After writing a memoir, The Two of Us, about her life with John Thaw (who died from cancer in February 2002), the actress worked almost constantly, appearing in TV programmes from Bleak House to The Catherine Tate Show and the West End production of The Anniversary.

Maureen Lipman

The Christmas after Lipman's husband, the dramatist Jack Rosenthal, died in 2004, she starred in a pantomime with Sir Ian McKellen, and had soon completed Rosenthal's unfinished autobiographical screenplay. "I had about eight months when I didn't really do anything," she later said, "then I thought, 'I've got to get on with it.'"

John Bayley

When the writer's wife, Iris Murdoch, succumbed to Alzheimer's, he coped by writing two books about the experience – the first of which became a bestseller and a film.
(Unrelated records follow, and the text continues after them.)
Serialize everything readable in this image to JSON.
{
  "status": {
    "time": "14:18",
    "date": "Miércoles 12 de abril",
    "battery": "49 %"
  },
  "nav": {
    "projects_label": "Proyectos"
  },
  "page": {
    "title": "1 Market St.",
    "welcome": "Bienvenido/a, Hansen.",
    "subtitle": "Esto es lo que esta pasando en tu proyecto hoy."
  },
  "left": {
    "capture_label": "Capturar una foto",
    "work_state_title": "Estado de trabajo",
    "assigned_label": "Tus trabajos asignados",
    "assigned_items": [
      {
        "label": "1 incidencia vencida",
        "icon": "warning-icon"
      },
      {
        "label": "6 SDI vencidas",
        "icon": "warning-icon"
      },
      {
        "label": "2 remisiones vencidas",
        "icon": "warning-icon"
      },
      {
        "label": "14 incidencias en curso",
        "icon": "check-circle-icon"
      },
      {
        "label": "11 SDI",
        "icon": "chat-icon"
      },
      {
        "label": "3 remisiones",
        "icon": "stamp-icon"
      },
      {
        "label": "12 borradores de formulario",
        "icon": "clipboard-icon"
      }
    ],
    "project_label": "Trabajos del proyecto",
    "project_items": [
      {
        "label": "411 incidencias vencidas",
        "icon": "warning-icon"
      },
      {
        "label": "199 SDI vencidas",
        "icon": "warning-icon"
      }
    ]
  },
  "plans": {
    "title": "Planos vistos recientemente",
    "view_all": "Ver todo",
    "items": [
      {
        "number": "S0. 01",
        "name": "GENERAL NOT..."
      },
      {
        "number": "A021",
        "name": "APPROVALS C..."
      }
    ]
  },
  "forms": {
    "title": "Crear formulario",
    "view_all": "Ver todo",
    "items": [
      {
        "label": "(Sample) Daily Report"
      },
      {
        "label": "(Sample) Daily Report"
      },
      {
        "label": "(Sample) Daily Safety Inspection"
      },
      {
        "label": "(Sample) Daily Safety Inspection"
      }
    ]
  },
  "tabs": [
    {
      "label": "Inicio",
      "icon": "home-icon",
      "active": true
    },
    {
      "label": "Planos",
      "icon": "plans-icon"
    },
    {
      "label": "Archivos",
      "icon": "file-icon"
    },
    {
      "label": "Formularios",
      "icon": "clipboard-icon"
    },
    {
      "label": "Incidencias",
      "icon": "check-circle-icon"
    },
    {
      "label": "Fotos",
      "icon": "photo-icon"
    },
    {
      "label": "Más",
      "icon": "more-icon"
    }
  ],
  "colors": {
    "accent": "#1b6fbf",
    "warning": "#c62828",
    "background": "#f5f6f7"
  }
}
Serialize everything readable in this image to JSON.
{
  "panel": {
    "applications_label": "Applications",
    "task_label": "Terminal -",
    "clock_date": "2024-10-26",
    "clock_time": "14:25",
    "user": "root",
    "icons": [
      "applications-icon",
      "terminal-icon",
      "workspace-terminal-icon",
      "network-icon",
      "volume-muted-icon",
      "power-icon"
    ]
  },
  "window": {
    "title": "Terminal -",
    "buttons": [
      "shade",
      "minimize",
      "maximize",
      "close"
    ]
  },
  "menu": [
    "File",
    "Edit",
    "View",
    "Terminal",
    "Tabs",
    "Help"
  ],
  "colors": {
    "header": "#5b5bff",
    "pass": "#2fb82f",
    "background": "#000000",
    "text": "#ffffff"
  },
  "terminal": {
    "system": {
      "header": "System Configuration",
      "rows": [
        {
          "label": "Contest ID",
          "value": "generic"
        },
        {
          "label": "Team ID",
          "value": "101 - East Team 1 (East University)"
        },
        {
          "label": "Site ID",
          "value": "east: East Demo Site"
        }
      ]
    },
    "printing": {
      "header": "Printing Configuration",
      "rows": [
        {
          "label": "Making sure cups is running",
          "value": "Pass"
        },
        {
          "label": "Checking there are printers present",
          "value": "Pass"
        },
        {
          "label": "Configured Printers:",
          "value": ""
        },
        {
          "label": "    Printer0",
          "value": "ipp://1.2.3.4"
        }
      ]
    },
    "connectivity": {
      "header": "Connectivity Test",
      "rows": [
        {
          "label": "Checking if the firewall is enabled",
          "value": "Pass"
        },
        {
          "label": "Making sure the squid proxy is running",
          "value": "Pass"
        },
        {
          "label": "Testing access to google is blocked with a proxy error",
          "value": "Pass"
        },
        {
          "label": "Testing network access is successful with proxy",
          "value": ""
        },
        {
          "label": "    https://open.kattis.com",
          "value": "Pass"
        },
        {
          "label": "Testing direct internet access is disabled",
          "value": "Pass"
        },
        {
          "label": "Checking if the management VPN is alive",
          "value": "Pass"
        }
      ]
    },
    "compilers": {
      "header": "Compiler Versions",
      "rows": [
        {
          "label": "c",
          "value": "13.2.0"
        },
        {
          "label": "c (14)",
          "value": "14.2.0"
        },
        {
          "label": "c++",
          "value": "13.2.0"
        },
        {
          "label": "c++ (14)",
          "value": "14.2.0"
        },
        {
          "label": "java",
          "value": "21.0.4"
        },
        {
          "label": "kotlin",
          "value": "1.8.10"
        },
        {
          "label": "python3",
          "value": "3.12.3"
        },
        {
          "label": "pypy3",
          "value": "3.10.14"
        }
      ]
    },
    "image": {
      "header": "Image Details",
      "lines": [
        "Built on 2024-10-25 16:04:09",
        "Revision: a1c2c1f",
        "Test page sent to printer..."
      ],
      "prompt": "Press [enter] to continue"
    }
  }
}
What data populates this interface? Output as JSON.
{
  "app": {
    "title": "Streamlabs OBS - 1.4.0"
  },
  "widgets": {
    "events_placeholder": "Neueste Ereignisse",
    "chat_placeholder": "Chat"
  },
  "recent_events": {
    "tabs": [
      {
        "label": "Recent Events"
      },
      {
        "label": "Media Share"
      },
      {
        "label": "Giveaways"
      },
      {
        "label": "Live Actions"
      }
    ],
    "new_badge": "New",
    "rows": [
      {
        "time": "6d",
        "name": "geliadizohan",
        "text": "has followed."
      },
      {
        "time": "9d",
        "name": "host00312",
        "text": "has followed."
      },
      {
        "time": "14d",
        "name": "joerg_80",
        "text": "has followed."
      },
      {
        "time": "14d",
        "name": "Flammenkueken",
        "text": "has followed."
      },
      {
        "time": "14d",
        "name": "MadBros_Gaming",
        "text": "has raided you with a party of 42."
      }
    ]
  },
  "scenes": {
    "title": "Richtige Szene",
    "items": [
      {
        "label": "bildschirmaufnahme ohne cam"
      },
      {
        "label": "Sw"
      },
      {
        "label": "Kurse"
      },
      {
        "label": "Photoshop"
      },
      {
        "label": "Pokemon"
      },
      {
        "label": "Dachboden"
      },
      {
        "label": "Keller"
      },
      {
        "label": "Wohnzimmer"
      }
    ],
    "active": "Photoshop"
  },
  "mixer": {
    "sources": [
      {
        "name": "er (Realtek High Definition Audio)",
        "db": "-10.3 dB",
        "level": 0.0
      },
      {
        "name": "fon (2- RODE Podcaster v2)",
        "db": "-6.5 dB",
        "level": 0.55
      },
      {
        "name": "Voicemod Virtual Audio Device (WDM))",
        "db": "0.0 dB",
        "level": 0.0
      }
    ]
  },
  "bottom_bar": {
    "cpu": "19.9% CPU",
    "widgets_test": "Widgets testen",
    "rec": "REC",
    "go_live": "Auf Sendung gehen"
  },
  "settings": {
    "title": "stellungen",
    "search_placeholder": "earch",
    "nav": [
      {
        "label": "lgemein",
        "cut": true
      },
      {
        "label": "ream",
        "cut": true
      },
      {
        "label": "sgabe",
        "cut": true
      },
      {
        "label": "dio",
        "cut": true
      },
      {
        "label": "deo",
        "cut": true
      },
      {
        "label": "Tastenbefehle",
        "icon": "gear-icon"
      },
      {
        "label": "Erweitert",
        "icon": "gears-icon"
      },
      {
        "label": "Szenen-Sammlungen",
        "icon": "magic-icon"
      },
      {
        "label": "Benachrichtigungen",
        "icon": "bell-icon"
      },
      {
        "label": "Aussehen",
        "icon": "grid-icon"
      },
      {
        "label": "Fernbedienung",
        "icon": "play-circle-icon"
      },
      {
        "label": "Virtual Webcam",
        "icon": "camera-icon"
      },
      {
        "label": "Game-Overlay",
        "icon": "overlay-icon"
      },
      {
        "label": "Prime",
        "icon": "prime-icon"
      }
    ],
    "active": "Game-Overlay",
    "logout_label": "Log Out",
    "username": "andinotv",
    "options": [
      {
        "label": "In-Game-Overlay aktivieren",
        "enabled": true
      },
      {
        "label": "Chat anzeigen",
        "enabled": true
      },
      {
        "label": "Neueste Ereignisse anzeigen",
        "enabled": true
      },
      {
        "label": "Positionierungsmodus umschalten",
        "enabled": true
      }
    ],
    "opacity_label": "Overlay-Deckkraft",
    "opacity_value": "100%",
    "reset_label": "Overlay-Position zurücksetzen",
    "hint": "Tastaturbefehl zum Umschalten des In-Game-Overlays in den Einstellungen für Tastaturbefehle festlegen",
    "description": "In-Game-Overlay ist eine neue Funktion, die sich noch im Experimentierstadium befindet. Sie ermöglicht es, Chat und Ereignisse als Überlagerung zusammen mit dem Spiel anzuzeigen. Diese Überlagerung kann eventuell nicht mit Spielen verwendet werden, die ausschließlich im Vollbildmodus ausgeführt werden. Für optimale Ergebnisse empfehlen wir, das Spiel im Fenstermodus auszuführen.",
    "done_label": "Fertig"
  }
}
In 1999, the year of his wife's death, Bayley was awarded a CBE and remarried.

Nigella Lawson

Lawson was writing for The Sunday Times when she met her first husband, John Diamond. It was his idea that Lawson write a cookery book. "I find it hard to sleep," she said at the time, "so I am often in the kitchen at 2am, sieving pumpkin..." Ten weeks after Diamond's death from throat cancer in 2001, she was filming another series of Nigella Bites, and has since presented two further series and written their accompanying books.